幾ばくか膠着するが、ザイファの矢筒から矢が無くなってしまい、心の内で舌打ちする。有りったけの矢を持ってきたがあっという間に底を尽きた。
致命となるべく撃ち放った必殺の矢を全て炎の鞭という魔術を行使した武器かなんらかの技で伏せがれた。

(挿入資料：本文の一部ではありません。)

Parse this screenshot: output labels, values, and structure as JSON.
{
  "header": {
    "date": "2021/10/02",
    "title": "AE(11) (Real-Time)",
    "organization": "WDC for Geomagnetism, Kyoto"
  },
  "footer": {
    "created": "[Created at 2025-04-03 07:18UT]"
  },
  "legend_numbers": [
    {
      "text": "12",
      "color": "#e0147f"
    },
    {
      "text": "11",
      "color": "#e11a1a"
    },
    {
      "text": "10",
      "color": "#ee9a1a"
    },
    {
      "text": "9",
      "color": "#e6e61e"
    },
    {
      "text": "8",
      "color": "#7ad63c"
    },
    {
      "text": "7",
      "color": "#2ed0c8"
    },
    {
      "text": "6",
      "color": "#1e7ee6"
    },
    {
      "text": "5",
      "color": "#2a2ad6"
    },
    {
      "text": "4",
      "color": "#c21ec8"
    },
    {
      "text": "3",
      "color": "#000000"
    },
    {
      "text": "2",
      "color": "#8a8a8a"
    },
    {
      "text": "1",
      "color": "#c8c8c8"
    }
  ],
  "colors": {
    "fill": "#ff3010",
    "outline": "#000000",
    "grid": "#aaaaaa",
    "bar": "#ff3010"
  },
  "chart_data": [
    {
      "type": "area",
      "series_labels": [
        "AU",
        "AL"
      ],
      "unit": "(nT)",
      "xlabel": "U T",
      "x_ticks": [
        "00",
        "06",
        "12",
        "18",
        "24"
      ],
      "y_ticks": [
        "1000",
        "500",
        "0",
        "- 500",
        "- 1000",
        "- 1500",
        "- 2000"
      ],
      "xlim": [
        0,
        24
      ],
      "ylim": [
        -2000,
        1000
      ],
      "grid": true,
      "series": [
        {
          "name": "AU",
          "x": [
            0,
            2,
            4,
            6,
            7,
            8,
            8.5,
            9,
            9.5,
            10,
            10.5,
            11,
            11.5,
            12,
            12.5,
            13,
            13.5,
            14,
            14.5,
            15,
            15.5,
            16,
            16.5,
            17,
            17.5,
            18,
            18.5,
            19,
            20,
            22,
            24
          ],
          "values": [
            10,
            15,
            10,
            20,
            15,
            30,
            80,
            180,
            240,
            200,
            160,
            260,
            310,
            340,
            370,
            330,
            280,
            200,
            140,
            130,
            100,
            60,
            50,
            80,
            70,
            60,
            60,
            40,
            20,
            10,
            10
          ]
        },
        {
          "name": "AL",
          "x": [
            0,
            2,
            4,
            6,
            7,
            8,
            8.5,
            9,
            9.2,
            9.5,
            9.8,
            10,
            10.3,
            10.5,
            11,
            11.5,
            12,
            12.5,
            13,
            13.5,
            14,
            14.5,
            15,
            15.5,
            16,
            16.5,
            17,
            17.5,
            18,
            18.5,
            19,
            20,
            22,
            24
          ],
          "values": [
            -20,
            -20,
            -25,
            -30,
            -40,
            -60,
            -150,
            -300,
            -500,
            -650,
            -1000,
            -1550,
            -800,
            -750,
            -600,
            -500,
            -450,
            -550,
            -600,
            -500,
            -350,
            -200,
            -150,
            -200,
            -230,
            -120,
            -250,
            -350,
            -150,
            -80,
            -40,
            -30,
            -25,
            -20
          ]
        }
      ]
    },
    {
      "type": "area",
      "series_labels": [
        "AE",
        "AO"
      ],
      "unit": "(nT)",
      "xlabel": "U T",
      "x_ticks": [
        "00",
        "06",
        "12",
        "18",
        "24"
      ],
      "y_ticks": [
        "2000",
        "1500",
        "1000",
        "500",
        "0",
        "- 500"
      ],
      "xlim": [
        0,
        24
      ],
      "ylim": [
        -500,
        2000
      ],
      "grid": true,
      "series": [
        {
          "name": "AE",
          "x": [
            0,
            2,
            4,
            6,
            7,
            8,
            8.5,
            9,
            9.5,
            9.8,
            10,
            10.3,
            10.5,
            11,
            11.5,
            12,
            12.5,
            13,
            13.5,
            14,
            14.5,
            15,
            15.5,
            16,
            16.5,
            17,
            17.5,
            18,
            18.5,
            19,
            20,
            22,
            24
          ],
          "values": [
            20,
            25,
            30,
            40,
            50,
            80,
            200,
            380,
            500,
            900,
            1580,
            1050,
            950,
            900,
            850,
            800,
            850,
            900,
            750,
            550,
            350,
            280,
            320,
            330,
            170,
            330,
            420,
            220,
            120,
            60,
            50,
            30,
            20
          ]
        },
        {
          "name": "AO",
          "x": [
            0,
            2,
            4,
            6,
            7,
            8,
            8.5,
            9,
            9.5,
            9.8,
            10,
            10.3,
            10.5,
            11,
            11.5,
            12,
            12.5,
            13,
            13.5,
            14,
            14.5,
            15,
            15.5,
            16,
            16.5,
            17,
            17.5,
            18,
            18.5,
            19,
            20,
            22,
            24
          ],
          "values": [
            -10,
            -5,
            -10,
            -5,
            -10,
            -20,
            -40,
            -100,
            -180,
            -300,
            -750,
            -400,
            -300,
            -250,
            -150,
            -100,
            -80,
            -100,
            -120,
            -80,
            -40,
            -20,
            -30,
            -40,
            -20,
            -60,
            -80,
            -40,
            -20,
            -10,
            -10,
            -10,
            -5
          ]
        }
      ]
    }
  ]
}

この人間の女は並の戦士どころのレベルではない腕前だ。
強い、恐ろしいほどに洗練された技量を持つ。生き物を殺すただそれだけに特化された闘い方だと理解出来る。
残るは槍と剣と隠された複数の暗器の小刀。
だが通用するかどうか。
今なお槍の間合いに持ち込み、果敢に接近戦を挑むがことごとく斬り込む寸前であしらわれてしまう。
日々戦士として鍛錬する故に解る。
己れも戦士として死戦を幾度も経験した。それ故に悔しいことに実力の差ががありありと解ってしまう。本気で殺す気ならとっくに命を奪われているはずだが、それをしないのは女な言った通り生け捕りにするつもりなのだろう。
自身の力量に絶対の自信がある。負けることなど微塵も考えていない、感じてさえいない戦い方。
逆に言えば、それは油断に繋がるということだ。
ならばそこに勝機を見出すしかない。
ザイファはそれに賭け、握る槍に力を入れた。